O projeto foi elaborado a partir do trabalho da CPI do Ecad, criada pelo Senado para investigar denúncias de irregularidades contra a entidade. O objetivo da proposta, segundo o senador Randolfe Rodrigues, é dar mais transparência à relação entre as entidades responsáveis pela arrecadação dos direitos autorais, os autores das obras e o público no que se refere à “execução pública de obras musicais, literomusicais e de fonogramas”.
Senadores querem mais transparência e democratização
De acordo com o relator, o Ecad arrecadou R$ 624,6 milhões em 2012. Segundo dados do Ecad, a instituição, em conjunto com nove associações de música, distribuiu no ano passado mais de R$ 470 milhões a 106.336 compositores, intérpretes, músicos, editores, produtores fonográficos e associações. Esses números representam um aumento de mais de 14% em relação a 2011 tanto em relação ao valor distribuído, quanto em relação à quantidade de artistas beneficiados. Nos últimos cinco anos, a distribuição de direitos autorais cresceu 73%, também de acordo com o Ecad. Quase R$ 186 milhões foram arrecadados por meio de ações judiciais.

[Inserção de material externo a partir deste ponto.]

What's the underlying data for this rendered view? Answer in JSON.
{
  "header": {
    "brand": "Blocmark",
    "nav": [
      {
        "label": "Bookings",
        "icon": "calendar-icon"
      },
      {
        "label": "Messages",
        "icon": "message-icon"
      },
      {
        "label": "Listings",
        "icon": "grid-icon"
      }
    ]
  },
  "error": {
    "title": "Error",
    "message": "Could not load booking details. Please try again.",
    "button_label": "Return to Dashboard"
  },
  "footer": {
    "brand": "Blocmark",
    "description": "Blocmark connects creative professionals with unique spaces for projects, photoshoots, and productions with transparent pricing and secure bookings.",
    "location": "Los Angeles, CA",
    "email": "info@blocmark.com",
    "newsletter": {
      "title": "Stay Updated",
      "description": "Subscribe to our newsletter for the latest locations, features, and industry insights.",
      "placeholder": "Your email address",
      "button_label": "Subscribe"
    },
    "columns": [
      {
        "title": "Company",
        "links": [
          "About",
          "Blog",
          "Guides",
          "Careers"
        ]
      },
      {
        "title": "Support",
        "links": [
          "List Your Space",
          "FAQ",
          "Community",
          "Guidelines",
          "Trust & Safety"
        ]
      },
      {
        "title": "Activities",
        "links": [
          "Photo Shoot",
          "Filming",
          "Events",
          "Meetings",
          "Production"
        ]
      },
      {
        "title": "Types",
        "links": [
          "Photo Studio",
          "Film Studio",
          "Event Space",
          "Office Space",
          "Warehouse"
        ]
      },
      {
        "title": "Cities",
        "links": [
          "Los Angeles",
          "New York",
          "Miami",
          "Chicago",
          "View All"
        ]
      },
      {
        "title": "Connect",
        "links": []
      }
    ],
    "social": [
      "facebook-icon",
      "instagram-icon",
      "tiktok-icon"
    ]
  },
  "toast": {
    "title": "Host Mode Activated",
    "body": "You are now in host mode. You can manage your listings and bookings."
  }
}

Segundo Humberto Costa, o projeto vai promover a democratização da gestão do Ecad, com mecanismos de resolução de conflitos entre artistas e arrecadadores, com mediação e arbitragem do órgão federal indicado pela União. O relator disse ter ouvido e dialogado “com todos os atores da gestão coletiva de direitos autorais da música” para finalizar seu parecer. Para ele, o texto vai dar “melhor proteção aos detentores de direitos”.
Ele afastou a possibilidade de o texto aprovado conter inconstitucionalidades e lembrou que o Estado já regula diversas atividades privadas, como o setor de planos de saúde. Segundo o senador, não há qualquer tipo de interferência do Estado na relação entre autores e usuários das obras.
— A Constituição não deixa dúvidas que o direito do autor tem de ser protegido. Não queremos acabar com o Ecad, queremos que ele se adapte a normas modernas de transparência e eficiência — disse Humberto Costa ao ressaltar que cada artista terá um tipo de “conta-corrente” no Ecad para acompanhar em tempo real a arrecadação de seus direitos.
Para a produtora cultural Paula Lavigne, que também acompanhou os trabalhos, o Ecad vinha atuando como uma “caixa preta”, sem transparência.Ela lembrou que desde a extinção do Conselho Nacional do Direito Autoral, no governo Collor, não havia quem fiscalizasse as atividades do órgão.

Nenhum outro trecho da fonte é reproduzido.